La desconocida cae de rodillas, ahogada en un nuevo acceso de llanto. Cándida se inclina junto a ella: Y él, ¿cómo lo tomó? Pues mal. No entendió. Piensa que sigo disgustada porque se casó con una hondureña sin avisarme. Pero no es eso. Antes al contrario, cuando me informó lo de su matrimonio me alegré mucho porque así él ya no estaría solo. Para mí no hay nada peor que la soledad. Entonces, ¿cómo iba a desearle eso a mi hijo? Si me niego a que venga es por su bien.

Cándida se sienta en un banquito, junto a la tumba: ¿Se lo explicó usted? “Sí, pero no me creyó. Me salió con que a lo mejor ando con alguien y por eso ya no necesito verlo… ¡Hágame favor! A mi edad, ¿quién va a interesarse en mí?

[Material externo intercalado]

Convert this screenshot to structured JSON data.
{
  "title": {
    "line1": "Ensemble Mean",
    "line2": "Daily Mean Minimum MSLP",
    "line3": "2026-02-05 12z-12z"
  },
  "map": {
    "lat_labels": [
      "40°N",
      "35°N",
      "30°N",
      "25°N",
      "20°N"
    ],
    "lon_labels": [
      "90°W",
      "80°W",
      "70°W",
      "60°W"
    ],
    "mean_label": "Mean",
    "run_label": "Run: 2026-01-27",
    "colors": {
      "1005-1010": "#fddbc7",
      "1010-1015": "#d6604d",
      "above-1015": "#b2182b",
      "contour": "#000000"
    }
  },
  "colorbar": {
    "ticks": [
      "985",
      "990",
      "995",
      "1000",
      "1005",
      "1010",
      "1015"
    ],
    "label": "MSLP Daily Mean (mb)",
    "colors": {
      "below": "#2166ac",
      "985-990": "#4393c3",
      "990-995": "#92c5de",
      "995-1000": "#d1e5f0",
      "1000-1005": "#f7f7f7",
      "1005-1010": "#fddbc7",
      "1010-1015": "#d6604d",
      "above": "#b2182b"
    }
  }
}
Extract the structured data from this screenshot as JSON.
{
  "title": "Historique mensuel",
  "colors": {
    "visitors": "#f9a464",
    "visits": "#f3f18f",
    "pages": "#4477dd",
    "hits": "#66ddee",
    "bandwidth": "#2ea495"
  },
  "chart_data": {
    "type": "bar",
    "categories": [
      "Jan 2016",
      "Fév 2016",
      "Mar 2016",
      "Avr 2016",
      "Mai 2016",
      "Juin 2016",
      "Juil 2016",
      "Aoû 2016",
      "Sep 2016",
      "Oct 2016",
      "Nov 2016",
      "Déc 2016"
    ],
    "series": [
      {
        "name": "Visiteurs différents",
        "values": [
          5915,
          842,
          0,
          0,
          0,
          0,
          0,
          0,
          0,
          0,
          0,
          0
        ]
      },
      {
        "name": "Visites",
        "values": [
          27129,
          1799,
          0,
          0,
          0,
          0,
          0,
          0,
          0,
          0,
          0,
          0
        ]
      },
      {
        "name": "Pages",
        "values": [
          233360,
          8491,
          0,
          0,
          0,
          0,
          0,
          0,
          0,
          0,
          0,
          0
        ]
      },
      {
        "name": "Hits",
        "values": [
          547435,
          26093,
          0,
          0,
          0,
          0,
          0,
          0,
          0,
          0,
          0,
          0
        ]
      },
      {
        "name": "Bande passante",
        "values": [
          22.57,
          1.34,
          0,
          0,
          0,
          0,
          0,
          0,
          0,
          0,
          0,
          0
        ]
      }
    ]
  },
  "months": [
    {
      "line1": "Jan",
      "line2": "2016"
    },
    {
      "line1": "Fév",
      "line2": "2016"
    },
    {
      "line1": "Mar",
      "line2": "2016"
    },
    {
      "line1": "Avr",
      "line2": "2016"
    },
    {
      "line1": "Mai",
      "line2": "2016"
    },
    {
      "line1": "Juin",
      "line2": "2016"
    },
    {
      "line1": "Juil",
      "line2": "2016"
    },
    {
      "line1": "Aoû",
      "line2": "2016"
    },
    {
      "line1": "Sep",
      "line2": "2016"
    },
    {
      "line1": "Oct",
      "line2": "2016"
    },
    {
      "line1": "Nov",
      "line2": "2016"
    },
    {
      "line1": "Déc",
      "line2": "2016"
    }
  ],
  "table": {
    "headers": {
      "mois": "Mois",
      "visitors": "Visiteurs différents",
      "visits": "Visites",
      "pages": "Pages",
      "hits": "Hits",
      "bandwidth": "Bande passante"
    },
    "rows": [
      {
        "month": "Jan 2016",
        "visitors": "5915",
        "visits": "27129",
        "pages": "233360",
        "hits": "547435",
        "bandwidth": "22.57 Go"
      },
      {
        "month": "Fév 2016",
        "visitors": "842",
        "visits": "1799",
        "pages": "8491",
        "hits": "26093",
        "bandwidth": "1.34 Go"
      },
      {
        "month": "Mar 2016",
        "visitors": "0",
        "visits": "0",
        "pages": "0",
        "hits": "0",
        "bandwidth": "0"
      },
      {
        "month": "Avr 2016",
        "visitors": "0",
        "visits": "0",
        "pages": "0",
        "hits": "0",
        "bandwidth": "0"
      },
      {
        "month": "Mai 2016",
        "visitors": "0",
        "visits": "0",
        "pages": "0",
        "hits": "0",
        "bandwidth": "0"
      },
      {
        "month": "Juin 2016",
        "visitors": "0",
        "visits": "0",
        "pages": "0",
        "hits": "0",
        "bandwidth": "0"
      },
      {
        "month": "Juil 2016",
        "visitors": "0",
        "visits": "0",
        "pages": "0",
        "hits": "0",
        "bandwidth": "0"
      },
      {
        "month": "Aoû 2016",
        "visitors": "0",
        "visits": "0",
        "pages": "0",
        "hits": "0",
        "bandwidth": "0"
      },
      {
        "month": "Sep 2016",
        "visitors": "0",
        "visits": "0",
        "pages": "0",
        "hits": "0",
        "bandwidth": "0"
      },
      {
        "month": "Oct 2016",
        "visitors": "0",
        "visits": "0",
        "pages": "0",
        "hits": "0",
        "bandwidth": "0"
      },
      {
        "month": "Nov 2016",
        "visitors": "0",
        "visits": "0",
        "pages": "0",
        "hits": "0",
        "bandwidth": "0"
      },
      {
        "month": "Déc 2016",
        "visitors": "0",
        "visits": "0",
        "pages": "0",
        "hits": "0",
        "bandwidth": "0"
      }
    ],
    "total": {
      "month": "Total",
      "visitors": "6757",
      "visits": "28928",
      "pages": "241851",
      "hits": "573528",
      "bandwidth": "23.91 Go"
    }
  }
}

Además, después de la vida que llevé con Liborio, que en paz descanse, no quiero saber ni jota de hombres”.

Cándida la mira extrañada: Con perdón de usted, si tantas ganas tiene de ver a su hijo, ¿por qué se niega a que la visite? La mujer se limpia la cara con la mano: Por su seguridad. Todos sabemos que a los paisanos que regresan la misma policía de nosotros los asalta y les roba el dinero que con tanto sacrificio lograron juntar. Por si fuera poco, ahora hay narcotraficantes que los secuestran y les piden rescate a sus familiares. Si no lo reciben los matan y los dejan por allí tirados como animales. ¿Usted cree que voy a permitir que mi hijo corra esos peligros? ¡No! Que se quede en Estados Unidos mientras las cosas cambian y él pueda volver sin riesgos. Y si ese día no llega, tendré que conformarme con verlo en sus retratos.

Son un gran consuelo, responde Cándida pensando en el eterno y silencioso diálogo que mantiene con las fotos de sus seres queridos para sentirlos cerca.